"With oil prices soaring in early August and consumer confidence weakening towards the end of the month, biotech managed to reverse its downward trend with the Burrill Biotech Select Index posting a 2% gain for August," notes G. Steven Burrill. Burill is CEO of Burrill & Company, a San Francisco based life sciences merchant bank.
"The biotech market seems to have hit its bottom and we can expect to see values continue to grow in September, albeit slowly," he adds. "There are those on Wall Street who believe that the market will improve in the fourth quarter -- and historically, the fourth quarter is a strong one -- but we're unlikely to see as dramatic a comeback as some enthusiasts predict," he says.
"There is still uncertainty in the market with elections looming in the U.S. and terrorism continuing to make global headlines," Burrill continues. "I would argue that the summer doldrums were pretty real this year and that while we are on the recovery side, there is no galvanizing event waiting in the wings to trigger momentum," he says. "Plus the IPO window is temporarily out of commission ... that is, the value equation is so ugly that any company pushing to get out is viewed as desperate," Burrill says. "Institutional investors simply do not have the appetite for new offerings today," he adds.

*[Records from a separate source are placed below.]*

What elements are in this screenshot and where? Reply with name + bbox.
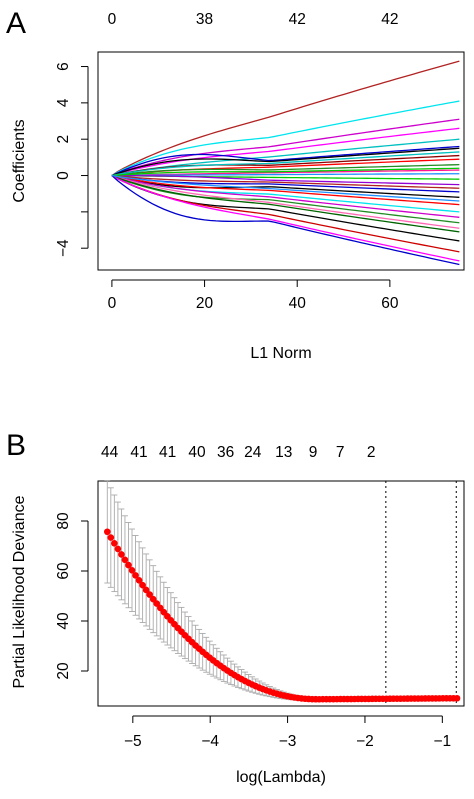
deviance-point: [149, 595, 157, 603]
panel-b-top-label: 41: [130, 444, 147, 461]
panel-b-errorbars-group: [104, 480, 461, 702]
deviance-point: [132, 572, 139, 579]
panel-b-y-tick-label: 80: [55, 512, 72, 530]
deviance-point: [142, 586, 150, 594]
deviance-point: [103, 528, 111, 536]
coefficient-path-20: [111, 174, 460, 224]
panel-a-top-label: 42: [381, 11, 398, 28]
panel-b-y-axis: 20 40 60 80: [55, 512, 89, 680]
panel-b-top-label: 41: [159, 444, 176, 461]
coefficient-path-26: [111, 175, 460, 266]
deviance-point: [125, 561, 132, 569]
panel-a-coefficient-paths: A 0 20 40 60 −4 0 2 4 6 0 38 42 42 L1 Norm Coeffic…: [6, 7, 465, 362]
panel-b-top-label: 13: [275, 444, 292, 461]
panel-b-top-label: 36: [217, 444, 234, 461]
panel-b-top-label: 2: [367, 444, 376, 461]
coefficient-path-22: [111, 174, 460, 233]
panel-a-x-tick-label: 60: [381, 295, 399, 312]
deviance-point: [107, 534, 115, 541]
coefficient-path-29: [111, 167, 460, 177]
panel-b-x-tick-label: −5: [124, 733, 142, 750]
coefficient-path-10: [111, 163, 460, 177]
panel-b-x-tick-label: −1: [433, 733, 451, 750]
coefficient-path-28: [111, 174, 460, 189]
panel-b-points-group: [103, 528, 461, 703]
coefficient-path-7: [111, 147, 460, 177]
panel-a-top-label: 38: [196, 11, 213, 28]
panel-a-series-group: [111, 60, 460, 266]
coefficient-path-21: [111, 174, 460, 229]
panel-a-y-tick-label: 2: [55, 135, 72, 144]
coefficient-path-27: [111, 151, 460, 177]
deviance-point: [128, 566, 136, 574]
panel-a-letter: A: [6, 7, 26, 40]
deviance-point: [114, 545, 122, 553]
panel-b-x-tick-label: −4: [201, 733, 219, 750]
panel-a-x-axis-title: L1 Norm: [250, 345, 311, 362]
coefficient-path-30: [111, 174, 460, 202]
coefficient-path-6: [111, 145, 460, 177]
deviance-point: [111, 539, 118, 547]
panel-a-y-tick-label: 0: [55, 171, 72, 180]
panel-b-top-label: 9: [309, 444, 318, 461]
panel-b-plot-box: [97, 480, 465, 707]
panel-b-y-axis-title: Partial Likelihood Deviance: [11, 495, 28, 688]
panel-b-x-axis: −5 −4 −3 −2 −1: [124, 715, 451, 750]
coefficient-path-17: [111, 174, 460, 206]
coefficient-path-2: [111, 100, 460, 177]
coefficient-path-11: [111, 169, 460, 177]
coefficient-path-14: [111, 174, 460, 186]
panel-a-top-label: 42: [289, 11, 306, 28]
panel-b-y-tick-label: 60: [55, 562, 72, 580]
panel-a-y-axis: −4 0 2 4 6: [55, 62, 89, 257]
panel-b-letter: B: [6, 429, 26, 462]
panel-b-top-label: 24: [244, 444, 262, 461]
coefficient-path-25: [111, 174, 460, 262]
panel-a-x-axis: 0 20 40 60: [108, 279, 399, 312]
panel-b-x-tick-label: −2: [356, 733, 374, 750]
panel-b-top-label: 44: [101, 444, 119, 461]
panel-a-y-tick-label: 4: [55, 98, 72, 107]
panel-b-y-tick-label: 20: [55, 662, 72, 680]
panel-a-y-tick-label: −4: [55, 239, 72, 257]
panel-b-top-label: 7: [336, 444, 345, 461]
coefficient-path-4: [111, 127, 460, 177]
panel-a-top-label: 0: [108, 11, 117, 28]
panel-b-x-axis-title: log(Lambda): [236, 769, 326, 786]
deviance-point: [121, 556, 129, 564]
deviance-point: [146, 591, 153, 598]
panel-b-y-tick-label: 40: [55, 612, 72, 630]
coefficient-path-12: [111, 173, 460, 177]
panel-a-top-axis: 0 38 42 42: [108, 11, 399, 28]
coefficient-path-1: [111, 60, 460, 177]
coefficient-path-5: [111, 138, 460, 177]
deviance-point: [118, 551, 125, 558]
panel-a-x-tick-label: 40: [289, 295, 307, 312]
coefficient-path-19: [111, 174, 460, 218]
panel-a-x-tick-label: 0: [108, 295, 117, 312]
deviance-point: [139, 581, 146, 589]
coefficient-path-3: [111, 118, 460, 177]
panel-a-y-tick-label: 6: [55, 62, 72, 71]
deviance-point: [135, 577, 143, 584]
panel-a-plot-box: [97, 51, 465, 271]
panel-a-x-tick-label: 20: [196, 295, 214, 312]
panel-a-y-axis-title: Coefficients: [11, 119, 28, 202]
panel-b-x-tick-label: −3: [279, 733, 297, 750]
panel-b-reference-lines: [385, 481, 457, 706]
panel-b-top-label: 40: [188, 444, 206, 461]
deviance-point: [453, 694, 461, 702]
panel-b-top-axis: 44 41 41 40 36 24 13 9 7 2: [101, 444, 375, 461]
coefficient-path-16: [111, 174, 460, 198]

The Burrill 2003/2004 IPO Index slid a fraction of a percentage point in August but is up nearly 5% year to date. "There have been 33 biotech IPO deals in this recent 2003/2004 window with 20 entering the market below range," notes Burrill. "Although, as a group, this cluster of companies managed to gain an average of nearly 6% on opening day, their performance to date is down by 11%," he says.
The Burrill Agbio Index rose 4% in August and is up 8% for the year. Better second quarter performance helped raise Large Scale Biology (LSBC) shares 20% during the month. Terra Nitrogen Company (TNH) shares also rose on improved second quarter performance and ended the month up 19%. Shares of Delta and Pine Land (DLP) rose 13% on the announcement that D&PL has acquired licenses from Syngenta to deliver novel biotechnology products to cotton growers worldwide. Delta & Pine Land will pay Syngenta $47 million over three years. This agreement is D&PL's first with a company other than Monsanto as a supplier of genetically modified crop technology for its commercialized products and could boost D&PL's earnings due to changes in fee structures that would benefit Delta & Pine Land.